Há alturas em que me sinto mesmo deslocado como católico.

Sigo muitos blogues religiosos, católicos e protestantes, de outras confissões religiosas, de ateus... Tento sempre fazer com as leituras o que tento fazer com as pessoas: dou mais atenção ao que é escrito que à sua proveniência. É mais importante para mim o que é dito e feito que de quem vem o que é dito e feito. E tento sempre ver como se fosse novo, tentando evitar catalogar à partida. Muitas vezes não passa de um processo de intenções, muitas vezes o que faço fica muito aquém do que quero fazer e tendo a condenar ou apreciar à partida consoante a origem. Mas esforço-me sempre para que isso não aconteça, e às vezes sou bem sucedido.

Tenho sempre alguma dificuldade em perceber quem, de entre nós, prefere a letra à vida. Eu sei bem que a teologia é fundamental, sei bem que precisamos ter bons alicerces sob pena de andarmos como penas ao sabor do vento, sei bem que, particularmente num mundo em que as coisas nos são apresentadas com roupagens que não correspondem à realidade, tem que haver pessoas que, com muito esforço e dedicação, nos vão chamando à atenção, profetas dos nossos tempos, para que possamos saber sempre que chão pisamos. E sinto-me genuinamente grato por esse esforço, por esse cuidado, por essa assumpção de missão. No entanto, a linha que separa a obstinação dessa verdade alicerçada no papel é muito ténue, e eu vejo-me algumas vezes - sempre com desconforto! - do outro lado da barricada.

Sempre que me sinto desconfortável com a minha religião tenho um remédio simples. Pego numa das minhas meninas, procuro o sossego da capela, e canto e rezo e encontro-me. Recordo-me o que prometi quando, era ainda muito miúdo, comecei a tocar: que isto seja um meio de Te servir. Terá sido, provavelmente, o único compromisso consciente que fiz na altura, e regresso muitas vezes a ele. Digo muitas vezes que, quando as coisas se complicam cá por dentro, tento regressar às coisas simples, a ver quase como uma criança, para quem a única coisa que importa é o fundamental.

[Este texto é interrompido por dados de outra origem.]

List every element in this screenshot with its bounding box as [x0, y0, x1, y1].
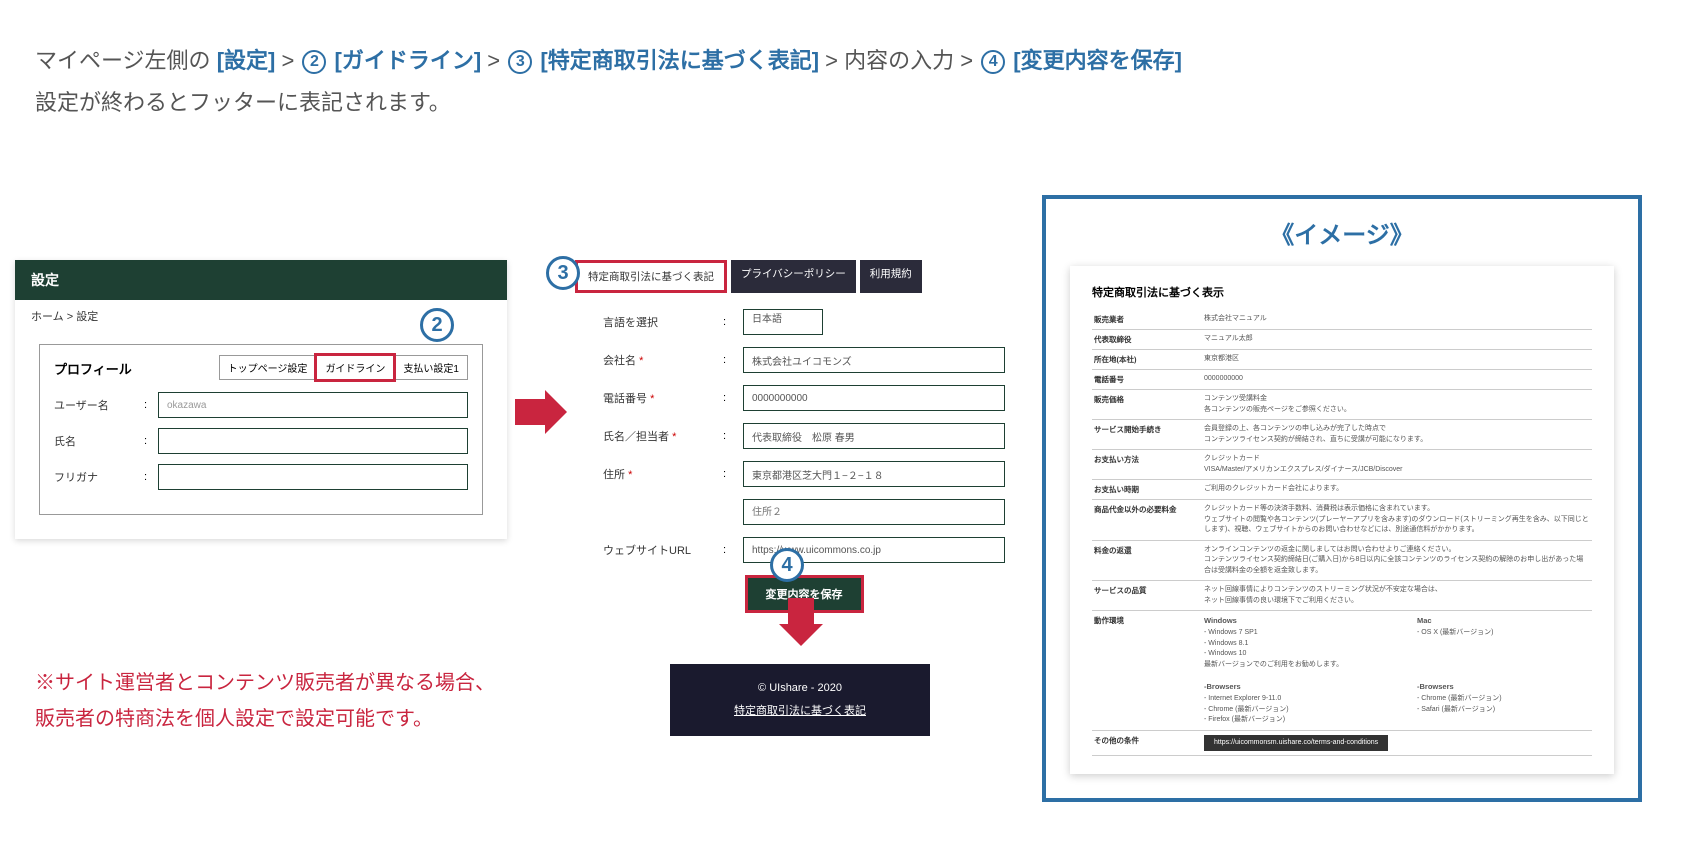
tab-terms[interactable]: 利用規約 — [860, 260, 922, 293]
table-val: 東京都港区 — [1202, 350, 1592, 370]
person-label: 氏名／担当者 * — [603, 428, 723, 444]
tab-tokusho[interactable]: 特定商取引法に基づく表記 — [575, 260, 727, 293]
other-label: その他の条件 — [1092, 730, 1202, 756]
tab-guideline[interactable]: ガイドライン — [314, 353, 396, 382]
step-badge-3: 3 — [508, 50, 532, 74]
table-key: 商品代金以外の必要料金 — [1092, 500, 1202, 541]
table-val: ネット回線事情によりコンテンツのストリーミング状況が不安定な場合は、 ネット回線… — [1202, 581, 1592, 611]
table-key: サービスの品質 — [1092, 581, 1202, 611]
table-key: 販売価格 — [1092, 390, 1202, 420]
table-val: クレジットカード VISA/Master/アメリカンエクスプレス/ダイナース/J… — [1202, 450, 1592, 480]
footer-preview: © UIshare - 2020 特定商取引法に基づく表記 — [670, 664, 930, 736]
table-val: マニュアル太郎 — [1202, 330, 1592, 350]
settings-panel: 設定 ホーム > 設定 プロフィール トップページ設定 ガイドライン 支払い設定… — [15, 260, 507, 539]
badge-3: 3 — [546, 256, 580, 290]
table-val: 会員登録の上、各コンテンツの申し込みが完了した時点で コンテンツライセンス契約が… — [1202, 420, 1592, 450]
user-label: ユーザー名 — [54, 397, 144, 413]
tel-input[interactable] — [743, 385, 1005, 411]
addr2-input[interactable] — [743, 499, 1005, 525]
user-input[interactable] — [158, 392, 468, 418]
terms-url[interactable]: https://uicommonsm.uishare.co/terms-and-… — [1204, 735, 1388, 752]
table-val: オンラインコンテンツの返金に関しましてはお問い合わせよりご連絡ください。 コンテ… — [1202, 540, 1592, 581]
table-val: ご利用のクレジットカード会社によります。 — [1202, 480, 1592, 500]
step-badge-2: 2 — [302, 50, 326, 74]
person-input[interactable] — [743, 423, 1005, 449]
preview-table: 販売業者株式会社マニュアル代表取締役マニュアル太郎所在地(本社)東京都港区電話番… — [1092, 310, 1592, 611]
table-key: 代表取締役 — [1092, 330, 1202, 350]
url-label: ウェブサイトURL — [603, 542, 723, 558]
footer-copy: © UIshare - 2020 — [680, 682, 920, 694]
table-key: 所在地(本社) — [1092, 350, 1202, 370]
step-badge-4: 4 — [981, 50, 1005, 74]
note-text: ※サイト運営者とコンテンツ販売者が異なる場合、 販売者の特商法を個人設定で設定可… — [35, 665, 495, 737]
table-key: サービス開始手続き — [1092, 420, 1202, 450]
tab-payment[interactable]: 支払い設定1 — [394, 355, 468, 380]
lang-label: 言語を選択 — [603, 314, 723, 330]
name-input[interactable] — [158, 428, 468, 454]
table-key: 販売業者 — [1092, 310, 1202, 330]
preview-title: 《イメージ》 — [1070, 215, 1614, 250]
preview-doc-title: 特定商取引法に基づく表示 — [1092, 284, 1592, 300]
footer-link[interactable]: 特定商取引法に基づく表記 — [680, 702, 920, 718]
company-label: 会社名 * — [603, 352, 723, 368]
table-key: お支払い時期 — [1092, 480, 1202, 500]
lang-select[interactable]: 日本語 — [743, 309, 823, 335]
badge-2: 2 — [420, 308, 454, 342]
badge-4: 4 — [770, 548, 804, 582]
furigana-input[interactable] — [158, 464, 468, 490]
instruction-text: マイページ左側の [設定] > 2 [ガイドライン] > 3 [特定商取引法に基… — [35, 40, 1182, 124]
addr-input[interactable] — [743, 461, 1005, 487]
profile-box: プロフィール トップページ設定 ガイドライン 支払い設定1 ユーザー名 : 氏名… — [39, 344, 483, 515]
company-input[interactable] — [743, 347, 1005, 373]
furigana-label: フリガナ — [54, 469, 144, 485]
tel-label: 電話番号 * — [603, 390, 723, 406]
table-key: お支払い方法 — [1092, 450, 1202, 480]
table-val: 0000000000 — [1202, 370, 1592, 390]
table-val: 株式会社マニュアル — [1202, 310, 1592, 330]
preview-panel: 《イメージ》 特定商取引法に基づく表示 販売業者株式会社マニュアル代表取締役マニ… — [1042, 195, 1642, 802]
table-val: コンテンツ受講料金 各コンテンツの販売ページをご参照ください。 — [1202, 390, 1592, 420]
addr-label: 住所 * — [603, 466, 723, 482]
table-key: 料金の返還 — [1092, 540, 1202, 581]
env-label: 動作環境 — [1092, 611, 1202, 730]
name-label: 氏名 — [54, 433, 144, 449]
table-key: 電話番号 — [1092, 370, 1202, 390]
settings-header: 設定 — [15, 260, 507, 300]
preview-document: 特定商取引法に基づく表示 販売業者株式会社マニュアル代表取締役マニュアル太郎所在… — [1070, 266, 1614, 774]
tab-toppage[interactable]: トップページ設定 — [219, 355, 317, 380]
tab-privacy[interactable]: プライバシーポリシー — [731, 260, 856, 293]
table-val: クレジットカード等の決済手数料、消費税は表示価格に含まれています。 ウェブサイト… — [1202, 500, 1592, 541]
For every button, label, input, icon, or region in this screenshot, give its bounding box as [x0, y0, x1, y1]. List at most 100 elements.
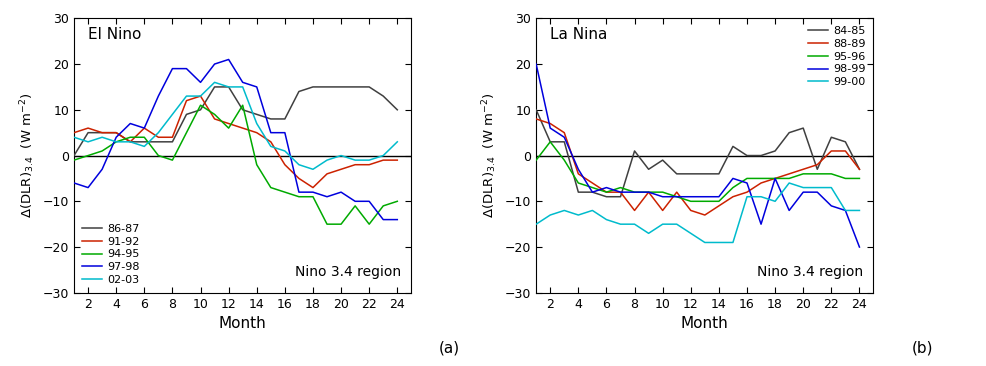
98-99	[614, 190, 626, 194]
Line: 86-87: 86-87	[74, 87, 397, 156]
86-87	[138, 140, 150, 144]
95-96	[712, 199, 724, 203]
99-00	[670, 222, 682, 226]
02-03	[180, 94, 192, 98]
97-98	[320, 195, 332, 199]
97-98	[363, 199, 375, 203]
02-03	[124, 140, 136, 144]
86-87	[349, 85, 361, 89]
99-00	[599, 217, 611, 222]
02-03	[237, 85, 248, 89]
91-92	[194, 94, 206, 98]
02-03	[250, 122, 262, 126]
02-03	[194, 94, 206, 98]
98-99	[839, 208, 851, 213]
95-96	[543, 140, 555, 144]
95-96	[529, 158, 541, 163]
97-98	[208, 62, 220, 66]
95-96	[853, 176, 865, 181]
95-96	[586, 186, 598, 190]
94-95	[223, 126, 235, 130]
91-92	[96, 131, 107, 135]
02-03	[377, 153, 388, 158]
95-96	[599, 190, 611, 194]
02-03	[68, 135, 80, 139]
94-95	[320, 222, 332, 226]
88-89	[783, 172, 795, 176]
97-98	[237, 80, 248, 85]
02-03	[320, 158, 332, 163]
95-96	[558, 158, 570, 163]
98-99	[768, 176, 780, 181]
95-96	[839, 176, 851, 181]
98-99	[754, 222, 766, 226]
94-95	[167, 158, 178, 163]
86-87	[250, 112, 262, 116]
97-98	[68, 181, 80, 185]
84-85	[754, 153, 766, 158]
84-85	[586, 190, 598, 194]
99-00	[712, 240, 724, 245]
88-89	[712, 203, 724, 208]
98-99	[670, 195, 682, 199]
84-85	[712, 172, 724, 176]
99-00	[824, 186, 836, 190]
95-96	[824, 172, 836, 176]
84-85	[698, 172, 710, 176]
97-98	[391, 217, 403, 222]
99-00	[754, 195, 766, 199]
84-85	[810, 167, 822, 171]
84-85	[727, 144, 739, 149]
97-98	[377, 217, 388, 222]
84-85	[824, 135, 836, 139]
86-87	[237, 108, 248, 112]
84-85	[839, 140, 851, 144]
84-85	[599, 195, 611, 199]
95-96	[684, 199, 696, 203]
91-92	[307, 186, 318, 190]
94-95	[96, 149, 107, 153]
95-96	[783, 176, 795, 181]
02-03	[293, 163, 305, 167]
86-87	[363, 85, 375, 89]
91-92	[335, 167, 347, 171]
95-96	[614, 186, 626, 190]
99-00	[543, 213, 555, 217]
84-85	[853, 167, 865, 171]
95-96	[698, 199, 710, 203]
86-87	[68, 153, 80, 158]
91-92	[264, 140, 276, 144]
Legend: 84-85, 88-89, 95-96, 98-99, 99-00: 84-85, 88-89, 95-96, 98-99, 99-00	[805, 24, 867, 89]
97-98	[194, 80, 206, 85]
Line: 88-89: 88-89	[535, 119, 859, 215]
Line: 98-99: 98-99	[535, 64, 859, 247]
95-96	[754, 176, 766, 181]
88-89	[768, 176, 780, 181]
Line: 95-96: 95-96	[535, 142, 859, 201]
84-85	[642, 167, 654, 171]
98-99	[727, 176, 739, 181]
94-95	[152, 153, 164, 158]
94-95	[377, 203, 388, 208]
98-99	[824, 203, 836, 208]
Text: (a): (a)	[438, 340, 459, 355]
91-92	[237, 126, 248, 130]
94-95	[335, 222, 347, 226]
Text: (b): (b)	[911, 340, 933, 355]
91-92	[180, 98, 192, 103]
98-99	[572, 167, 584, 171]
97-98	[167, 67, 178, 71]
99-00	[529, 222, 541, 226]
88-89	[684, 208, 696, 213]
95-96	[670, 195, 682, 199]
91-92	[124, 140, 136, 144]
99-00	[797, 186, 809, 190]
98-99	[712, 195, 724, 199]
98-99	[628, 190, 640, 194]
94-95	[391, 199, 403, 203]
91-92	[320, 172, 332, 176]
94-95	[293, 195, 305, 199]
91-92	[279, 163, 291, 167]
99-00	[614, 222, 626, 226]
94-95	[180, 131, 192, 135]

Na minha fé nada há de mais simples que isto: pegar numa das minhas meninas e cantar e rezar e tornar-me com outros, e abandonar-me com outros e nos outros e, juntos, deixarmos que Deus nos mexa por dentro.

Não acho nada que isto seja mais importante que a teologia, não acho nada que esta seja a forma certa de se estar na fé, não acho nada que abandonar-nos à fé seja mais importante que pensar a fé. Todos temos um papel a desempenhar na Igreja, todos temos dons que importa colocarmos ao serviço da Igreja, todos temos o nosso lugar da Igreja. Em determinadas alturas preciso muito da sabedoria de quem pensa a fé. Noutras, porém, preciso mais de a sentir, de a partilhar por dentro. É este lugar à diversidade que torna a Igreja tão minha. Apesar do desconforto. Que é sempre ocasional.